Comment on I'm good, thanks
bitcrafter@programming.dev 8 hours agoI agree completely that that the Copenhagen interpretation makes an excellent phenomenological model in simple (albeit, very common!) settings. However, the problem is that it breaks down when you consider experiments such as the “quantum eraser” (mentioned in other comments here), which causes people to tie themselves into intellectual knots because they are thinking too hard about exactly what is going on with measurement; once one deprivileges measurement so that it becomes just another kind of interaction, the seeming paradoxes disappear.
SmoothOperator@lemmy.world 4 hours ago
Copenhagen interpretation doesn’t break down for quantum erasure. Upon measurement you collapse the total quantum state into a result where the two measurements are consistent, that’s simply what entanglement means.

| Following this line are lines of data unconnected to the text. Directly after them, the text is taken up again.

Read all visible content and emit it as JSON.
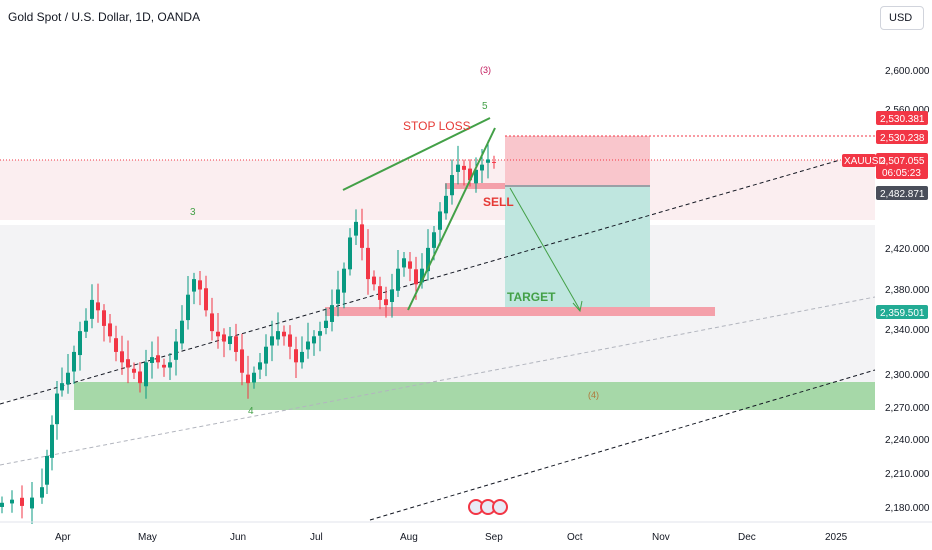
{
  "header": {
    "title": "Gold Spot / U.S. Dollar, 1D, OANDA",
    "currency": "USD"
  },
  "chart_data": {
    "type": "candlestick",
    "symbol": "XAUUSD",
    "x_axis": {
      "ticks": [
        "Apr",
        "May",
        "Jun",
        "Jul",
        "Aug",
        "Sep",
        "Oct",
        "Nov",
        "Dec",
        "2025"
      ]
    },
    "y_axis": {
      "range": [
        2170,
        2640
      ],
      "ticks": [
        "2,600.000",
        "2,560.000",
        "2,420.000",
        "2,380.000",
        "2,340.000",
        "2,300.000",
        "2,270.000",
        "2,240.000",
        "2,210.000",
        "2,180.000"
      ]
    },
    "price_tags": [
      {
        "value": "2,530.381",
        "color": "#f23645"
      },
      {
        "value": "2,530.238",
        "color": "#f23645"
      },
      {
        "value": "2,507.055",
        "color": "#f23645",
        "extra": "06:05:23",
        "symbol_label": "XAUUSD"
      },
      {
        "value": "2,482.871",
        "color": "#4a4e5a"
      },
      {
        "value": "2,359.501",
        "color": "#22ab94"
      }
    ],
    "annotations": {
      "stop_loss": "STOP LOSS",
      "sell": "SELL",
      "target": "TARGET",
      "wave_3_top": "(3)",
      "wave_5": "5",
      "wave_3": "3",
      "wave_4": "4",
      "wave_4_zone": "(4)"
    },
    "trade": {
      "direction": "short",
      "entry": 2482.871,
      "stop": 2530.238,
      "target": 2359.501
    },
    "colors": {
      "up": "#089981",
      "down": "#f23645",
      "stop_zone": "#f9c6cc",
      "profit_zone": "#bfe6df",
      "support_zone": "#a6d8a8"
    }
  }
}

The timing of experiments, and the choice of what to measure, are elements ultimately irrelevant to the above statement, as the quantum erasure experiment demonstrates.
bitcrafter@programming.dev 3 hours ago
To clarify my imprecise language, what “breaks down” is not its ability to give the correct answer, but the ability of the conceptual framework to give a clear explanation of what is going on, because it essentially defines measurement as “you know one when you see one”, which can lead to confusion.
(However, separately, I do feel the need to point out that “entanglement” is not at all a term that is related to measurement results per se, but rather to the state of a system before you measure it. In particular, if a system is entangled, you can (in principle) disentangle it by reversing whatever process you used to entangle it so that you no longer get correlations in the measurements.)